The measures read like public-relations campaigns, but they are also a map of where governments still have levers: public-sector work rules, thermostats, travel budgets, and subsidies. In the Philippines, which the paper says sources about 90% of its oil from the Gulf, the state is offering cash handouts to public-transport drivers and ordering agencies to cut electricity and fuel use by 10–20%. Thailand is discussing dimming billboards after 10pm and even closing petrol stations if the crunch deepens, while also suspending most oil exports and nudging biofuel blends higher. Indonesia is accelerating a biodiesel programme built around palm oil.
What these steps cannot do is conjure physical supply.
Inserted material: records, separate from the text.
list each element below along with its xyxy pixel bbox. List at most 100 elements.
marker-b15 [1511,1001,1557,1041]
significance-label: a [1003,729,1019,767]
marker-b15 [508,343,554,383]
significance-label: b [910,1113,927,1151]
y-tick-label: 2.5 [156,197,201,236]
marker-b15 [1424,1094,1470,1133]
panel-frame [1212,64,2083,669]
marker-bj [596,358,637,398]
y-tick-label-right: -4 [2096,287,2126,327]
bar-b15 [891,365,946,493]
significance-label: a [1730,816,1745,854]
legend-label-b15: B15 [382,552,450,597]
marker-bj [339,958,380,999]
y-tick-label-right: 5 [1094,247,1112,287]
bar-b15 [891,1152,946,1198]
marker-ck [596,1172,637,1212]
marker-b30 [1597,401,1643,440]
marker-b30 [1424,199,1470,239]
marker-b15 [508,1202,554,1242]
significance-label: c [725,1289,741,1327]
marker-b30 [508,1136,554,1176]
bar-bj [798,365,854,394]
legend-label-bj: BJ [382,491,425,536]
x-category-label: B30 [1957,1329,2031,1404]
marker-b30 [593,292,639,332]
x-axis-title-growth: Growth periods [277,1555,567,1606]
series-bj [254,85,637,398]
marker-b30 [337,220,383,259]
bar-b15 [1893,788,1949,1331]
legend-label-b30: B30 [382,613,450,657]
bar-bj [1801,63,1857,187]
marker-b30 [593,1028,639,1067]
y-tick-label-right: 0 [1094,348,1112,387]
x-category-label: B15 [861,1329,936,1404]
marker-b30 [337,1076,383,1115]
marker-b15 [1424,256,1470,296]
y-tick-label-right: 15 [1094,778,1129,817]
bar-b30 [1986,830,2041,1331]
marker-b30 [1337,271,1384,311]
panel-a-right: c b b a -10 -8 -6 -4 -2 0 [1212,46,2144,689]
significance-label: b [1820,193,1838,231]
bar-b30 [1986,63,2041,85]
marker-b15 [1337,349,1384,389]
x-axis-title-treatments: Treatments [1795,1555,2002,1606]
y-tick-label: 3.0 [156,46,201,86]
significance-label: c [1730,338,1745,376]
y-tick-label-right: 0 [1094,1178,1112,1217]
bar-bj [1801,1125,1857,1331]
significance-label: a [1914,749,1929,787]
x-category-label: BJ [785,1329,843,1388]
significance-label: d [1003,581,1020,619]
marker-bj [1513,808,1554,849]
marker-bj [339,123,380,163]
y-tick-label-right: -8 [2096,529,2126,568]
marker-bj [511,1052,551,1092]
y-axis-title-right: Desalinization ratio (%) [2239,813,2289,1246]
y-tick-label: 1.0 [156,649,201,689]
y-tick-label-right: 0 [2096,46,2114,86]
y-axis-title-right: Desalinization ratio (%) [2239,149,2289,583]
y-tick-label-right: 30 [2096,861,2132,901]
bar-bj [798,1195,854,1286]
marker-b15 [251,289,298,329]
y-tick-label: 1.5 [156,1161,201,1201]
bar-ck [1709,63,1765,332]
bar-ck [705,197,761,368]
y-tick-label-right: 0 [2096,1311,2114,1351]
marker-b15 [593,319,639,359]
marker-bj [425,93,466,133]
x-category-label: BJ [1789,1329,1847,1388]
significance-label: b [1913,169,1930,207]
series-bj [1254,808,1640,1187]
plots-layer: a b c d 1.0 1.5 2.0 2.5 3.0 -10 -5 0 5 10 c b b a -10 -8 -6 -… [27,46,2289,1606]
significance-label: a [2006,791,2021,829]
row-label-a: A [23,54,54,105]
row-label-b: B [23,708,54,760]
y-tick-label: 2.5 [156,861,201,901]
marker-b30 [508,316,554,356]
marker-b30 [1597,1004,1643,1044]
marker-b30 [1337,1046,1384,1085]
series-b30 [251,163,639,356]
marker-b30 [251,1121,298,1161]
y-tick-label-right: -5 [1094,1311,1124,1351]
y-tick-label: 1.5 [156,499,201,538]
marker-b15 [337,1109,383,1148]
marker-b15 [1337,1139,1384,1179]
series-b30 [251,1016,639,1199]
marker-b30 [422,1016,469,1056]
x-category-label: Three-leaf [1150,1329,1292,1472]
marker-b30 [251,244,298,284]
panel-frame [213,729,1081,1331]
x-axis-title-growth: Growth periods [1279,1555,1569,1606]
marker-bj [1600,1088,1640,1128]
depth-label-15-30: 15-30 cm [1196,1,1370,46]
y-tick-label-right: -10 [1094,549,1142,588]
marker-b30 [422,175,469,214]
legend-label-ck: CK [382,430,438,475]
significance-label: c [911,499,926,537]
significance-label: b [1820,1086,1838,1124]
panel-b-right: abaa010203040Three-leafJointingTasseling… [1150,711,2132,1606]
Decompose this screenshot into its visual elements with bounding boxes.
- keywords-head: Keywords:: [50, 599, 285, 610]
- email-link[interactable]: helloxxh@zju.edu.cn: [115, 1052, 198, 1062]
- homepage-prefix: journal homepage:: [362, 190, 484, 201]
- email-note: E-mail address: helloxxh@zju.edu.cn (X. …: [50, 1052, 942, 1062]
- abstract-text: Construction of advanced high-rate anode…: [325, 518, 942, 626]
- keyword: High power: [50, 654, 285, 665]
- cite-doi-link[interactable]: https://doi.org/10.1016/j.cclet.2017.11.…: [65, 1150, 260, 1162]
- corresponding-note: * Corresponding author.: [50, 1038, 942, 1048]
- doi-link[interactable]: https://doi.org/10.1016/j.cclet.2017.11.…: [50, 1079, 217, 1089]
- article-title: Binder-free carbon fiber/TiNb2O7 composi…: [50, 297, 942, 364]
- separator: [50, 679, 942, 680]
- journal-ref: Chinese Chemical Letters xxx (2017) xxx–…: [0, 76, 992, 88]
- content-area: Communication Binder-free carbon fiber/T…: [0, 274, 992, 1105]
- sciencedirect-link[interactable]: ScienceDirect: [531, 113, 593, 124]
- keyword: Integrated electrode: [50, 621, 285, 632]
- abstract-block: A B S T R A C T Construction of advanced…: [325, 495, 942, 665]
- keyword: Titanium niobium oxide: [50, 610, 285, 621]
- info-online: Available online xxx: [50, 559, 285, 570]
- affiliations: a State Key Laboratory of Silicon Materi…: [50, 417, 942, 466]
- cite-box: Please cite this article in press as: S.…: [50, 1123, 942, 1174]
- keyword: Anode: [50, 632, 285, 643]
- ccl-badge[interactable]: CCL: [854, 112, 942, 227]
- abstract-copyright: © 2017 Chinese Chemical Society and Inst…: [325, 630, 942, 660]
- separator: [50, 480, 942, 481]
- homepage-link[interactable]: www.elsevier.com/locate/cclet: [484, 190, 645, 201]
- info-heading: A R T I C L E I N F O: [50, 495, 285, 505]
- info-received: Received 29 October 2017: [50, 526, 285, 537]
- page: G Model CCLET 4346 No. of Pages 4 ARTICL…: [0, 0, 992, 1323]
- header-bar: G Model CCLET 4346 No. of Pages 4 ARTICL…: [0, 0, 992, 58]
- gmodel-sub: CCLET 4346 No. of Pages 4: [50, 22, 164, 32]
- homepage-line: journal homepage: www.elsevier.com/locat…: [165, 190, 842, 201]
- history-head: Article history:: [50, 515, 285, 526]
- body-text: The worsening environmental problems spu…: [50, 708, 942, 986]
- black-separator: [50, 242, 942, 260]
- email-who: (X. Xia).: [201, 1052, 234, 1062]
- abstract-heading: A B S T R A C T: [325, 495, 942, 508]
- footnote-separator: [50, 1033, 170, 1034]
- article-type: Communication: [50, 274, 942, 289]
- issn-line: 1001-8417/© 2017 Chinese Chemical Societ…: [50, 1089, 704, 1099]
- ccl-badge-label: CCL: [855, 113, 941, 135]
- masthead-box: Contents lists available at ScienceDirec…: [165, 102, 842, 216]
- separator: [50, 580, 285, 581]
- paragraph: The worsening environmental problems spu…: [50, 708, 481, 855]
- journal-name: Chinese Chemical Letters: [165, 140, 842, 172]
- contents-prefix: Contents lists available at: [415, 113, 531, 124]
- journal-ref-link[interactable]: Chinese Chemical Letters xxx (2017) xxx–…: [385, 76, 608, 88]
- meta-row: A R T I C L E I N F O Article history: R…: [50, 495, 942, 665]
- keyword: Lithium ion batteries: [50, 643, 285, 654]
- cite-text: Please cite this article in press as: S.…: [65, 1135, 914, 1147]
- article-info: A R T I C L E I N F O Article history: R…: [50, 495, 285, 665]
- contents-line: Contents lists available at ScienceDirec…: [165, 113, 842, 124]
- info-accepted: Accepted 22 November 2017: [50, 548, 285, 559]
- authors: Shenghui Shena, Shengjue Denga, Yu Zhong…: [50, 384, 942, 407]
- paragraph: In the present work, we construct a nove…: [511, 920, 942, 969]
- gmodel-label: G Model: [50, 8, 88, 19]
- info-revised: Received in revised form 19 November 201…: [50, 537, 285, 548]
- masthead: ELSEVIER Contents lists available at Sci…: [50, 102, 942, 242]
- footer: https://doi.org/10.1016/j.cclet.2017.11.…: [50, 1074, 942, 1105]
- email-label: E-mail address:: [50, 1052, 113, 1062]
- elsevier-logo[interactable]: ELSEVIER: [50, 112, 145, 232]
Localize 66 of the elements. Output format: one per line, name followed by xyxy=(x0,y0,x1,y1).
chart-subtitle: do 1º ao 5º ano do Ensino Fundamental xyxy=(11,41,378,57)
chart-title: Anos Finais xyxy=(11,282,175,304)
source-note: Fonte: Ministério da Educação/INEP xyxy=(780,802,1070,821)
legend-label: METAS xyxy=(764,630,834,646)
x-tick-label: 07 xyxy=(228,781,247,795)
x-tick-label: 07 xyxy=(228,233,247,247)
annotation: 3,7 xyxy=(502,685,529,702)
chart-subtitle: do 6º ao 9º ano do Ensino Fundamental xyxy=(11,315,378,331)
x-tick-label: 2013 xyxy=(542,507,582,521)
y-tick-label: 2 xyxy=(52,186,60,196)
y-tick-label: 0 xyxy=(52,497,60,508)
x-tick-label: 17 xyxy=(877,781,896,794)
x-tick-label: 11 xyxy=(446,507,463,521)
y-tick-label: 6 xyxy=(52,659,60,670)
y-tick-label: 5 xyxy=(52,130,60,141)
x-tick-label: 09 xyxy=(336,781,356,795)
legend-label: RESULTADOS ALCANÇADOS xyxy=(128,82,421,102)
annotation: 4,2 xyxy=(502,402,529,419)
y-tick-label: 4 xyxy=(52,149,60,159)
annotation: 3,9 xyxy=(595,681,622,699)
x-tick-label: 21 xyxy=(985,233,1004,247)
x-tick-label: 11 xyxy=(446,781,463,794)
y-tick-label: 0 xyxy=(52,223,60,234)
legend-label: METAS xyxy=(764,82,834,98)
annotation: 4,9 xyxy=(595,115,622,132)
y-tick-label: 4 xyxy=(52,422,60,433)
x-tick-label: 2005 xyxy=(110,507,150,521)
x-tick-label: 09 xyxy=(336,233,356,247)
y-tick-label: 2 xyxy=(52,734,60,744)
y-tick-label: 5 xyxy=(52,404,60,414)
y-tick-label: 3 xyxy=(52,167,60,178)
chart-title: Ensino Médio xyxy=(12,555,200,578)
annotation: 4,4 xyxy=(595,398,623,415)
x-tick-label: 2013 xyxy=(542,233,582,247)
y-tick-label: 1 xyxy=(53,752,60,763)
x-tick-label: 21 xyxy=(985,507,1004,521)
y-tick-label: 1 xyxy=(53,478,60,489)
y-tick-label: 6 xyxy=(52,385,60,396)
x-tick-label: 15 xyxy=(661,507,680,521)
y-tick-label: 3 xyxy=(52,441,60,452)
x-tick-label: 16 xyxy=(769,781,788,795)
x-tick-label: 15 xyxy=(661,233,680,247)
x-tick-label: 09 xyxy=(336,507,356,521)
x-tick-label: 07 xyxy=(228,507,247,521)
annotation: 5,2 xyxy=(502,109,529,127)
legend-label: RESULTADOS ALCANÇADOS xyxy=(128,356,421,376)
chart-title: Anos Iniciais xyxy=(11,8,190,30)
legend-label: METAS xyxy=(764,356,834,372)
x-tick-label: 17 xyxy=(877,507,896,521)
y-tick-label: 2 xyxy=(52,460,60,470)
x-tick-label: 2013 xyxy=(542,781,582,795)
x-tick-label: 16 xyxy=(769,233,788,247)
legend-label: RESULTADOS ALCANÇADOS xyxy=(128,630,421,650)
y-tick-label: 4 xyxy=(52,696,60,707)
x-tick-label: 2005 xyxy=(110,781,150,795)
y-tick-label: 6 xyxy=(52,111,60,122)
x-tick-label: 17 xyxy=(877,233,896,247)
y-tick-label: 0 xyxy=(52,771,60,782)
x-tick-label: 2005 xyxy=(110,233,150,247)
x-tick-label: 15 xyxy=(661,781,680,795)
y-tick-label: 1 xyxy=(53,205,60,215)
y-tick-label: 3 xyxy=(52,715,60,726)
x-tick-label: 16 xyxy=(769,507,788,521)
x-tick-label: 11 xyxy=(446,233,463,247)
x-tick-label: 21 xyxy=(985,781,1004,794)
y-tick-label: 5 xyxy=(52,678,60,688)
When a region is structurally dependent on imported crude and refined products, the binding constraint is not how citizens behave on a weekday but whether cargoes can be sourced, financed, insured and delivered on time. War-risk insurance, freight availability and refinery margins decide what arrives; domestic price caps and rationing decide only who gets it first. The Guardian’s reporting shows the political logic: protect households from the full price signal, then manage the shortages that follow with administrative controls.
The distributional effects are already visible. A jeepney driver in Metro Manila told the Guardian his take-home pay has fallen by more than half as diesel costs rise, leaving daily earnings that barely cover food staples. When governments suppress prices or promise compensation, demand stays high while supply tightens, and the shortage becomes a queue, a ration card, or a subsidy line item. The same dynamic pushes governments to restrict exports “temporarily” to keep domestic pumps supplied, shifting the problem onto neighbours and trading partners.
For countries that have spent years talking about “resilience” and “strategic autonomy,” the crisis is exposing a simpler dependency: the ability to buy a barrel is less decisive than the ability to move it through contested sea lanes and insure it once it arrives. In Bangkok, the next policy lever under discussion is billboard brightness. In Manila, it is the workweek.